When optimizing problematic queries, we need to change the way we get query results — but that doesn’t mean we get the same result set from MySQL. Sometimes we can convert a query to a better performance query that gets the same results. However, we also need to consider rewriting the query to get different results, as this can improve development efficiency. You can also modify the application code to achieve the same effect. This article will cover tips on how to rewrite queries.

Complex query and step query

An important query design topic is whether it is better to decompose complex queries into simple ones. Traditional database design emphasizes solving a lot of work with as few queries as possible. In the past, this approach would have been better. This is due to the higher cost of network communication and the overhead of considering query parsers and optimizers.

However, this advice does not apply very well to MySQL, due to the efficient way MySQL handles connection establishment and disconnection, and its quick response to simple queries. Today’s Internet speeds are also much faster than before. Depending on the server version, MySQL can run more than 100,000 simple queries per second on a normal machine and 2,000 query communications per second on a gigabit network. Therefore, doing distributed queries is not as bad as it used to be.

The connection response is still slow compared to the number of data rows traversed per second. In memory data, this time reaches the millisecond level. Of course, it’s still a good idea to use as many queries as possible. However, sometimes we can improve performance by splitting complex queries into several simple ones. We’ll show you some examples.

Using too many queries is a common mistake in programming. For example, some applications perform 10 separate queries to fetch 10 rows of data (using a loop to fetch one row of data) that could have been done by querying 10 rows of data in one query. Therefore, this is not an advocate of splitting queries every time, but rather on a case-by-case basis.

Shard query statement

Another approach is to split the query and recombine it. Reduce the number of rows affected at a time by splitting large queries into smaller queries.

Cleaning old data is a classic example.

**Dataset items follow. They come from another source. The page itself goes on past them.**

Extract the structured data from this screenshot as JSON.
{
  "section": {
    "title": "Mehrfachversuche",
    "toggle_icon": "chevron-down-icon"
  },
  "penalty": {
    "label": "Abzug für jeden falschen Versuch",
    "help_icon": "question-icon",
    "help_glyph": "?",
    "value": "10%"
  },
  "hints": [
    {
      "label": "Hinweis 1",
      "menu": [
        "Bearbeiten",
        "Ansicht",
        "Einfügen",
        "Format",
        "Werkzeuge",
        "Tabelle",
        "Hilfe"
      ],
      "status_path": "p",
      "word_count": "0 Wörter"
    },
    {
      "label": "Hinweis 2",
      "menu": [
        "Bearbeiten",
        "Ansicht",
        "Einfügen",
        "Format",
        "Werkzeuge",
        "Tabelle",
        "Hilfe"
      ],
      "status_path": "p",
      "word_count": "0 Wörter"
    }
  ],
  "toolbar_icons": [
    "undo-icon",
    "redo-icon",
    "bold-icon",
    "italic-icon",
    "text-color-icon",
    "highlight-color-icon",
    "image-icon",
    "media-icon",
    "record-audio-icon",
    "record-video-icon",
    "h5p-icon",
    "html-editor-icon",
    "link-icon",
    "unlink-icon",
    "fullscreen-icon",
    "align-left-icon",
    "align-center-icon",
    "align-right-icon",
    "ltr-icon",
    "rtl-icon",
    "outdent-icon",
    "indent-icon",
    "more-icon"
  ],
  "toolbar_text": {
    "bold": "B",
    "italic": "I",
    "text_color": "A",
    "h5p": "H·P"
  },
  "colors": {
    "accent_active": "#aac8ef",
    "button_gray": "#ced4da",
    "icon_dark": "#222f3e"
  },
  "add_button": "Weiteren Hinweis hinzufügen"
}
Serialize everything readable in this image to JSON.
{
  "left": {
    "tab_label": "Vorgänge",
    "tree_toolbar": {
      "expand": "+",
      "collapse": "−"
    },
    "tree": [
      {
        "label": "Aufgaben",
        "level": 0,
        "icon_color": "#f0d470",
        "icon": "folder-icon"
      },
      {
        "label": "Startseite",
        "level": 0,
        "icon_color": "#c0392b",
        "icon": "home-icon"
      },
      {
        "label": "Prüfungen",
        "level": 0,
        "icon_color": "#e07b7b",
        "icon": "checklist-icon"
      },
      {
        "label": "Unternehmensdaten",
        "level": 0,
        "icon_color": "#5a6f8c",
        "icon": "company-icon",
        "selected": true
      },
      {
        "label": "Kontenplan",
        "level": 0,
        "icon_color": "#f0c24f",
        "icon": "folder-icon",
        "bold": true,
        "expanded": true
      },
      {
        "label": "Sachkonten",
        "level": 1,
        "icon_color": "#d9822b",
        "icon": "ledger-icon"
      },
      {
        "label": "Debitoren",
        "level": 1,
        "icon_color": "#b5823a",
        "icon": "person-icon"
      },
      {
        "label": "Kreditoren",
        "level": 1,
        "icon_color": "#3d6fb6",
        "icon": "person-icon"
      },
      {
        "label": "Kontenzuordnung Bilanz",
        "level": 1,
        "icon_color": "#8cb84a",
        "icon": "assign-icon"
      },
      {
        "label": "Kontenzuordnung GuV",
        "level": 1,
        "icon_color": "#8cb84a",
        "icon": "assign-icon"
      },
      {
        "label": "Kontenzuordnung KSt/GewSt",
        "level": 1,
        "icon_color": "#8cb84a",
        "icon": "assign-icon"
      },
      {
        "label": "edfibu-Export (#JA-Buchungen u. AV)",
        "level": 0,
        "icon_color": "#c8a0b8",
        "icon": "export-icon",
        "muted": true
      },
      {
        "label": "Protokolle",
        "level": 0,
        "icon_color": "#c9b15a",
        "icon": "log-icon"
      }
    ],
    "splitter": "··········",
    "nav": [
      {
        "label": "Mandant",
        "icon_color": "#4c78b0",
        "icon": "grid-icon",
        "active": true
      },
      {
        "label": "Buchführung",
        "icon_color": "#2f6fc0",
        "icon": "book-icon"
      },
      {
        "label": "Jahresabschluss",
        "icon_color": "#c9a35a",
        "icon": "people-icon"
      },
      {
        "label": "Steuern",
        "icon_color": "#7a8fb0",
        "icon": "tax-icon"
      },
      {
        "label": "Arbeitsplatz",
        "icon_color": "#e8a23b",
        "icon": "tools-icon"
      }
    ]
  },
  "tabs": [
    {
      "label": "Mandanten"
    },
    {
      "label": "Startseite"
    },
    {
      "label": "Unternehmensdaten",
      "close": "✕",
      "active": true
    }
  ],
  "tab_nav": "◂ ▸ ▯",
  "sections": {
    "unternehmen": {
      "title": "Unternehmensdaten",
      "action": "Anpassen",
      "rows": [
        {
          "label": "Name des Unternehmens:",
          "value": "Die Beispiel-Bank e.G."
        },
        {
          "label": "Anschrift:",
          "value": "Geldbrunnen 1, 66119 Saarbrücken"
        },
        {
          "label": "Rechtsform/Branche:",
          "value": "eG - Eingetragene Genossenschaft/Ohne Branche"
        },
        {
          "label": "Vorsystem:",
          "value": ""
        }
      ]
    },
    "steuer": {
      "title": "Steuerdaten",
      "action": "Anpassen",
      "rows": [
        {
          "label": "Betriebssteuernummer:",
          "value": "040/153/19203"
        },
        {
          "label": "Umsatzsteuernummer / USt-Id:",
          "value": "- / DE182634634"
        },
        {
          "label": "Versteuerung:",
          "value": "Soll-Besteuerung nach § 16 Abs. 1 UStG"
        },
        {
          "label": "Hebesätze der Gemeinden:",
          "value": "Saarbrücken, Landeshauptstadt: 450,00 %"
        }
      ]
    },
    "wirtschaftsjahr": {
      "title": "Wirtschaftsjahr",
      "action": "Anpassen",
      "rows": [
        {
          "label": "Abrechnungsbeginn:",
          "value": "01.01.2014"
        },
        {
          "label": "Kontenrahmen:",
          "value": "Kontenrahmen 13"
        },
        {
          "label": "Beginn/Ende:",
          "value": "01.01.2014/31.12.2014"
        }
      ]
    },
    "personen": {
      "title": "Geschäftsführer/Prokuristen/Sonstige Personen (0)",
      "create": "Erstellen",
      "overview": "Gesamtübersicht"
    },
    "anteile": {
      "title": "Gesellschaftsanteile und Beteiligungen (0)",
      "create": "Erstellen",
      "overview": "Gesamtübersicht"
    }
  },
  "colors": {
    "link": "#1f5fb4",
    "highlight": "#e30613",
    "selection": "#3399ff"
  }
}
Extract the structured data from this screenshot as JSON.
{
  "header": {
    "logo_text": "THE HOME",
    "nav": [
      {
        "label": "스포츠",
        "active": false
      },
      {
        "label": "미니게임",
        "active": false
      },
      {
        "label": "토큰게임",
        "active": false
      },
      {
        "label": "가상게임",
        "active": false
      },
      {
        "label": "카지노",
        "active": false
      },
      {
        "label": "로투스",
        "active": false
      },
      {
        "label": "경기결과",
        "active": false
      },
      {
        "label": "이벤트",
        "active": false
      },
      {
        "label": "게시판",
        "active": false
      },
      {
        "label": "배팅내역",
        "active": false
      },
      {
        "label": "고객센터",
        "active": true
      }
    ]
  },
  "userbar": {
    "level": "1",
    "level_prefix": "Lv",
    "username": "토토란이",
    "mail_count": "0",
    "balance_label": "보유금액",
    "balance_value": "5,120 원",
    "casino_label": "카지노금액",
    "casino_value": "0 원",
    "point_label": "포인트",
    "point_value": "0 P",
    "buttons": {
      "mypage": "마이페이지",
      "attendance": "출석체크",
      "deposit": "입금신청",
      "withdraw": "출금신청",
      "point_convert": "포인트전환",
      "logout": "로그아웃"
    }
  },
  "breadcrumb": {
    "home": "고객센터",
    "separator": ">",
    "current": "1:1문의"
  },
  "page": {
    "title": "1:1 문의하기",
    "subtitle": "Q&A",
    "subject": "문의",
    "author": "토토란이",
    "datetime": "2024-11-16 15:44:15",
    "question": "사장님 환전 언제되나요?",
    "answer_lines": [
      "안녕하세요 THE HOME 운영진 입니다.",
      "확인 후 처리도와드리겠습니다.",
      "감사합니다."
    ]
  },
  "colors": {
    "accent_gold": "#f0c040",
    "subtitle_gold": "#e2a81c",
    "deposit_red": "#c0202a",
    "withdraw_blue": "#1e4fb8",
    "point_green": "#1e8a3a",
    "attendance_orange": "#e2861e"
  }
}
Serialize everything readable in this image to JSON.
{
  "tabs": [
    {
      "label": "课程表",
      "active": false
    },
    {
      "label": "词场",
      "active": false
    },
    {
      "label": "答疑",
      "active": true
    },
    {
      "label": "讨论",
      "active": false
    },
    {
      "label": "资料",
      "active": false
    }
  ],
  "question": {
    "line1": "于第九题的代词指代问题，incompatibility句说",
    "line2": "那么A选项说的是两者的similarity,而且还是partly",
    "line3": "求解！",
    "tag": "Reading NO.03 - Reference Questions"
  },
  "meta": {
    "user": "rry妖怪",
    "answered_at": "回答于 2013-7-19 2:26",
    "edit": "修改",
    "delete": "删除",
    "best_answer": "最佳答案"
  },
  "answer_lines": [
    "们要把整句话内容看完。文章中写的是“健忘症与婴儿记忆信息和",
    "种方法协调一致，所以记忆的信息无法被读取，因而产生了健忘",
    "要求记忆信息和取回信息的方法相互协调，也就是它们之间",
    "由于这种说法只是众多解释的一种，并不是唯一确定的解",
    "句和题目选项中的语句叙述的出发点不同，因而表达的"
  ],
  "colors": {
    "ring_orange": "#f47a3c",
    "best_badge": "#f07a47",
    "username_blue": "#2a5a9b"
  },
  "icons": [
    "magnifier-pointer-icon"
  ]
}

Periodic data cleaning requires the removal of large amounts of data, which locks up large numbers of rows for long periods of time. This operation also generates transaction logs, consumes a lot of resources, and blocks queries with small data volumes that should not be interrupted. After the DELETE statement is shred, using a medium-size query can significantly improve performance and reduce the additional delay caused by repeated queries when the query is repeated. For example, the following delete statement:

DELETE FROM messages WHERE created < DATE_SUB(NOW(), INTERVAL 3 MONTH);
Copy the code

The pseudo-code applied looks like this:

rows_affected = 0
do {
  rows_affected = do_query (
  "DELETE FROM messages WHERE created < DATE_SUB(NOW(), INTERVAL 3 MONTH) LIMIT 10000")}while rows_affected > 0
Copy the code

Deleting 10,000 rows at a time is a large enough task to improve the efficiency of each query. A short enough task will reduce the impact on the server (the transaction storage engine will benefit). It is also a good idea to insert some sleep time in DELETE statements to spread the load over time and shorten the duration of lock holding.

Disassemble federated queries

Many high-performance applications disassemble federated queries. You can do this by splitting the federated query into multiple single-table queries and then combining the results in your application. Such as:

SELECT * FROM tag
	JOIN tag_post ON tag_post.tag_id=tag.id
  JOIN post ON tag_post.post_id=post.id
WHERE tag.tag='mysql';
Copy the code

You can split the federated query as follows.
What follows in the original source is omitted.